Understanding Data Quality
Data has always been the heart of organizations. It is the keystone for running day-to-day business smoothly and for implementing new strategies in an organization. The ability to analyze data and make data-driven decisions is becoming increasingly important.
Individuals are also highly benefited by the use of data. Be it investing in stocks or finding a suitable house to buy, data provides a wealth of information for us to make decisions. Data is the foundation of decision-making and provides information, helps derive various insights, and helps make predictions required for effective decision-making. There are multiple sources from which data is collected. For example:
- Internal databases: These constitute an organization’s most relevant and reliable data source. They are usually in a structured format and commonly record data from various internal applications like ERP (Enterprise Resource Planning), CRM (Customer Relationship Management), and HCM (Human Capital Management).
- Flat files: Flat files are one of the most used data sources for an organization. Flat files arise from sources that are external to an organization, or when there is no proper mechanism to integrate various internal data sources.
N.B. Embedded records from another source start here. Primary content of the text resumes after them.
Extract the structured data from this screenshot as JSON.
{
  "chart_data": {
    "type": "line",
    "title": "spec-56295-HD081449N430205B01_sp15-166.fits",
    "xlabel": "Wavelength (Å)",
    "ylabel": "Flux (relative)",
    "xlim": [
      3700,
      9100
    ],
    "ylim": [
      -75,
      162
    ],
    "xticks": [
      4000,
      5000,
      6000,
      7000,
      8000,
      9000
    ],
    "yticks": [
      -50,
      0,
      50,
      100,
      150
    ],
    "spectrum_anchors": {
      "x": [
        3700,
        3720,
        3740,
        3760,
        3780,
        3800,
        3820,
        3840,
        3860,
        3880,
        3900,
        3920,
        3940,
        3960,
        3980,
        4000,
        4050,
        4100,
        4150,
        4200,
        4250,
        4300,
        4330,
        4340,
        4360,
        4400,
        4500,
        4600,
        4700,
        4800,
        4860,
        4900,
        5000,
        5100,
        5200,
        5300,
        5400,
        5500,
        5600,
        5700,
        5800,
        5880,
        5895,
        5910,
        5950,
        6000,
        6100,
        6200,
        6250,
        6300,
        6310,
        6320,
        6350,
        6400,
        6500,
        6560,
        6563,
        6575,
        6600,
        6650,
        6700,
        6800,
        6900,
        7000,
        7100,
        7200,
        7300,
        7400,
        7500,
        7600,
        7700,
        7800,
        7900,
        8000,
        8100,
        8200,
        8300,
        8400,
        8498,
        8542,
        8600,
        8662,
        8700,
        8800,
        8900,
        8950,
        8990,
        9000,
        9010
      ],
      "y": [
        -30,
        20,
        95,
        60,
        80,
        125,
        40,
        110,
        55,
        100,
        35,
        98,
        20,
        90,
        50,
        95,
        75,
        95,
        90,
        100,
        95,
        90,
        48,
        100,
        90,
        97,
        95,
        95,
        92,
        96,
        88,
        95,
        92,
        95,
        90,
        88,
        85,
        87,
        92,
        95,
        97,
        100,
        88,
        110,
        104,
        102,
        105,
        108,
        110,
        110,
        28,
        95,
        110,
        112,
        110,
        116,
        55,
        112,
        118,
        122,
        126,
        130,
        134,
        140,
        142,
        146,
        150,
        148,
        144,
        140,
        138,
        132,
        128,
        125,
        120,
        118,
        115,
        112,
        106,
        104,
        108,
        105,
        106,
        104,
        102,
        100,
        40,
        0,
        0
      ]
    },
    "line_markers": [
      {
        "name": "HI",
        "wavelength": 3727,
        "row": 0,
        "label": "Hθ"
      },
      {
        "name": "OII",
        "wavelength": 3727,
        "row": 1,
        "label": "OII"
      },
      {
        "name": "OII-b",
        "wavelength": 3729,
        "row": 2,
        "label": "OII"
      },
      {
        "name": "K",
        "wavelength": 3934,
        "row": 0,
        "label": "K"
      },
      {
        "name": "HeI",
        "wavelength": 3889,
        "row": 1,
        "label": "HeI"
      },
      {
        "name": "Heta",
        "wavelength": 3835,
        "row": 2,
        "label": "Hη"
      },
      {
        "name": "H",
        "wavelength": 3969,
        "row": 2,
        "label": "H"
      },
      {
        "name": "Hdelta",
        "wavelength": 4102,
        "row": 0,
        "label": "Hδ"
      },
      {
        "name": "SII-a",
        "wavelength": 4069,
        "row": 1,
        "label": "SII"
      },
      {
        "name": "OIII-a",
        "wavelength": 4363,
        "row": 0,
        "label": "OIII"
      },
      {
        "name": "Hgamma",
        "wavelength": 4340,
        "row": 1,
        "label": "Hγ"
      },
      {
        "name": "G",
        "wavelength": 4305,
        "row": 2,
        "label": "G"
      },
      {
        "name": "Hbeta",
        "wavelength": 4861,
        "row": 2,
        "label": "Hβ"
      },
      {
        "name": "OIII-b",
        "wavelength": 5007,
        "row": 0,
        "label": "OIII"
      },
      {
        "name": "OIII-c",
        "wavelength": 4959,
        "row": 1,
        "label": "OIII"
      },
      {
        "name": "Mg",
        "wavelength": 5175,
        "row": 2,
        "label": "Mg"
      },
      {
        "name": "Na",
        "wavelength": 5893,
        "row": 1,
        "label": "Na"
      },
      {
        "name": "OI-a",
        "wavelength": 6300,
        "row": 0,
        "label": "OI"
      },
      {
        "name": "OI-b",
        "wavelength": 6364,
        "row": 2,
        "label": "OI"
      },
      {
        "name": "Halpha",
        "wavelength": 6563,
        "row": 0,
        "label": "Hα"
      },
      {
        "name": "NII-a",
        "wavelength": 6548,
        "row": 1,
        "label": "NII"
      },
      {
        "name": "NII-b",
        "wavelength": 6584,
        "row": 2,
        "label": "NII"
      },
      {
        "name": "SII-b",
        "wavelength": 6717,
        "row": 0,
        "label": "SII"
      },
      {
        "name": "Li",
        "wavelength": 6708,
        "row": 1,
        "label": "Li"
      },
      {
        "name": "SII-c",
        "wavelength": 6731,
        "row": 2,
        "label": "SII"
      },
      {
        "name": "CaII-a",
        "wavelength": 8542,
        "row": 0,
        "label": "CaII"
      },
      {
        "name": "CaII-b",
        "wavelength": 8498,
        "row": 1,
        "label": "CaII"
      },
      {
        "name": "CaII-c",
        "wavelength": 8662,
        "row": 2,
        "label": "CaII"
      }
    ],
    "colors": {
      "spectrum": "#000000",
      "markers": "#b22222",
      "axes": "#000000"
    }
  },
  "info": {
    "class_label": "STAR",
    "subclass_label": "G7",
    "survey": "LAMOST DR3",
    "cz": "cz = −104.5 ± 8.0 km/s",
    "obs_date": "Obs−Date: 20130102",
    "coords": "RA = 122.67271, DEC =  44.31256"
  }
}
For example, a vendor can send periodical flat files that can be uploaded to an organization’s internal databases. Also, in cases where is no integration between two or more applications in an organization, flat files serve as a medium to exchange data. Most of the time, the data in a flat file is considered unreliable, and several checks are performed to verify and validate the data.
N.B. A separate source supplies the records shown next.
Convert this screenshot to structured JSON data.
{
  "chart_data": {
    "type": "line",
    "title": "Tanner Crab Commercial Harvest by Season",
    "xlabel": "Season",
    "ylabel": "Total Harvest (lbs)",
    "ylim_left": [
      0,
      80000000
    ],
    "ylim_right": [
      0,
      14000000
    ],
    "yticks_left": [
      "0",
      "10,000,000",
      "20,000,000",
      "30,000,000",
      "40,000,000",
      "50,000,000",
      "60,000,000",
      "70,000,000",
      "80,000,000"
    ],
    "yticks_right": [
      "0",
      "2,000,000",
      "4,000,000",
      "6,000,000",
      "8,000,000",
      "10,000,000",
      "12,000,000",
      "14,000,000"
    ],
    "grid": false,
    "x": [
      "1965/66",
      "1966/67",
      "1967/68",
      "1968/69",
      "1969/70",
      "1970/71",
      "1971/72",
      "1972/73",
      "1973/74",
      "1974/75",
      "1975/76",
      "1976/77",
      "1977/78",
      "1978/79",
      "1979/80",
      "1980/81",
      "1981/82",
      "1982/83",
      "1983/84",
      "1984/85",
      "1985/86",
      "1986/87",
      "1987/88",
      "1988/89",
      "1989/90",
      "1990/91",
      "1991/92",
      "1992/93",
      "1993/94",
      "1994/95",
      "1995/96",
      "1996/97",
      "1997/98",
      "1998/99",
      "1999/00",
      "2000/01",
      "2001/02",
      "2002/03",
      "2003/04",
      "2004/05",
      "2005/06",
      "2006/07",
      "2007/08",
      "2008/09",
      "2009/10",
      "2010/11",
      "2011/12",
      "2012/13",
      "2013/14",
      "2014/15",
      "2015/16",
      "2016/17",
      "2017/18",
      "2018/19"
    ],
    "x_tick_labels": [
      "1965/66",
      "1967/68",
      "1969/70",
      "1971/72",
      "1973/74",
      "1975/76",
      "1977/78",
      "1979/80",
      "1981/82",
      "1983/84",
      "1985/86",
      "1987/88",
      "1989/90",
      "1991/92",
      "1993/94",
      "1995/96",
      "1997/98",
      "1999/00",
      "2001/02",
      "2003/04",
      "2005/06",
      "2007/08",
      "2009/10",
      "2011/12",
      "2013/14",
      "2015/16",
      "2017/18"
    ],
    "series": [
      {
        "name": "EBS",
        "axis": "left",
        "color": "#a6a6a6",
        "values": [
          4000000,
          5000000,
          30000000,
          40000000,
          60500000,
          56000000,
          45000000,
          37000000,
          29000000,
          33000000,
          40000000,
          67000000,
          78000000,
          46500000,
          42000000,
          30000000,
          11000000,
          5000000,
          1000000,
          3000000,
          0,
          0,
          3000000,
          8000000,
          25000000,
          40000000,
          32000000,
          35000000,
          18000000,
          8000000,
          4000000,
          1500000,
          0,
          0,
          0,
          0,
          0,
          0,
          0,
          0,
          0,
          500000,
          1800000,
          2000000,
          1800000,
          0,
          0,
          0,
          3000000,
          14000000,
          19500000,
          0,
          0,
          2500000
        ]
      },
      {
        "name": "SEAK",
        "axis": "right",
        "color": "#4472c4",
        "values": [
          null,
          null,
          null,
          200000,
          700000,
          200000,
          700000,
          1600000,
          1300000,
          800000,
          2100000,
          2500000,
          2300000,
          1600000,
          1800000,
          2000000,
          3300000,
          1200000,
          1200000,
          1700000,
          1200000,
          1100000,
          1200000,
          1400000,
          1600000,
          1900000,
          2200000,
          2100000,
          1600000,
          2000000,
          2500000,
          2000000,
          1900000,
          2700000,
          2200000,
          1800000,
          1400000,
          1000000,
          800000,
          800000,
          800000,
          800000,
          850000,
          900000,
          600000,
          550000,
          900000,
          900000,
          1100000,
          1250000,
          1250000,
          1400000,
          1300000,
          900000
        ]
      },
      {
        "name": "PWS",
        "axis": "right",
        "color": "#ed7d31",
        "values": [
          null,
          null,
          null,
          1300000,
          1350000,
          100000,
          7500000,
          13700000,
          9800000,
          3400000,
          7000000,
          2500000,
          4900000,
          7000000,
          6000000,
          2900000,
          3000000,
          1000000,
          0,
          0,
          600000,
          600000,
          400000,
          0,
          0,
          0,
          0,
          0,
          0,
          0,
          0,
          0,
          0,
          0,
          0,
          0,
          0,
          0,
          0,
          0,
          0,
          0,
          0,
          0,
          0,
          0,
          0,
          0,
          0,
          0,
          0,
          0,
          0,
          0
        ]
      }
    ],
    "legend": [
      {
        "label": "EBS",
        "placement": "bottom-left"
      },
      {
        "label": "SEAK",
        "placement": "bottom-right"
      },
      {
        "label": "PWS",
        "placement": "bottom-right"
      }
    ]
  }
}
- Web services and APIs: Web services are a highly preferred medium for communication and data exchange between different applications. They provide a standardized way to communicate and exchange data. They are reliable, and data validation can be embedded easily.
- Other sources like data from social media, blog posts, audio, and videos are gradually becoming vital sources of information that need to be stored and analyzed.
However, not all data are useful or serve a given need. For instance, let’s say I am looking to buy a house. However, I get data that provides historical trends of house purchases from a different area other than where I am considering. This does not fit my need. The data is not going to serve the purpose unless the information is good enough.
Data that is fit for intended use is termed as useful data. Bad data inhibits the process of analysis. Finding a reliable dataset straight away is very difficult. We have to craft and nurture good data. In this Refcard, we will discuss various techniques to manage, monitor, and improve data quality in an organization. Some of this can also be useful for individuals who rely on data for their activities.
High-quality data has the following properties:
- Fit for use — correct and complete.
- Proper representation of the real-world scenario to which it refers.
- It is usable, consistent, and accessible.
Data quality can be measured based on the following dimensions:
- Completeness: Is there any missing or unusable data?
- Conformity: Does the data conform to a standard format?
- Consistency: Are the data values providing consistent information or giving conflicting information?
- Accuracy: Is the data correct or out-of-date?
- Duplicates: Are the data records or attributes repeated where they should not be repeated?
- Integrity: Is the data referenceable or there are missing constraints?
There are two main characteristics that define data quality.
1. Data Usability
Usablility means the data can contribute relevant content required for a particular task. For example, data on customer age or location might contribute well to a customer retention program for the consumer packaged goods industry. However, data on weather or the soil quality of customer locations might not be usable for this retention activity. However, this weather or soil quality data might be useful for customers targeted for the floral industry. So, data usability correlates with its ability to drive action/insight for particular tasks, and it needs to be an accurate representation relevant to the work. When similar data is present at multiple locations such as different databases and data warehouses, they need to be synchronized to have the same representation of the data.
2. Data Quantity
Data quantity defines the amount of data required for an analysis. Estimating and assessing the data quantity at the beginning of a data quality initiative is crucial for the success of the program. Do we need too little or too much data? What is the number of observations? What are the drawbacks of not having much data? These are questions that can help us decide the tools and techniques required to drive the data quality initiative.
Manually inspecting the data to ensure fit for use is the best way to ensure data quality. This is possible when the data quantity is too small. However, with the volume of data we currently have, it is too high to rely solely on the manual process. To eliminate human error and reduce data inaccuracies, we have to depend on various technologies and techniques. We need to follow a data quality strategy to ensure the data is of high quality. There are different phases that provide the ability to manage, monitor, and improve data quality, as given below:
- Parsing and standardization: A process to extract pieces from data to validate if it follows a specific pattern. If it doesn’t fit the pattern, the data is formatted to provide consistent values.
- Generalized cleansing: A process to remove errors and inconsistencies in data.
- Matching: A process to compare, identify, or merge related entities across two or more sets of data.
- Profiling: A process to analyze the content of a dataset for validating the accuracy, consistency, and uniqueness of data.
- Monitoring: A process to continuously access and evaluate the data to ensure it is fit for the purpose.
- Enrichment: A process to enhance data quality by using data from various internal and external sources.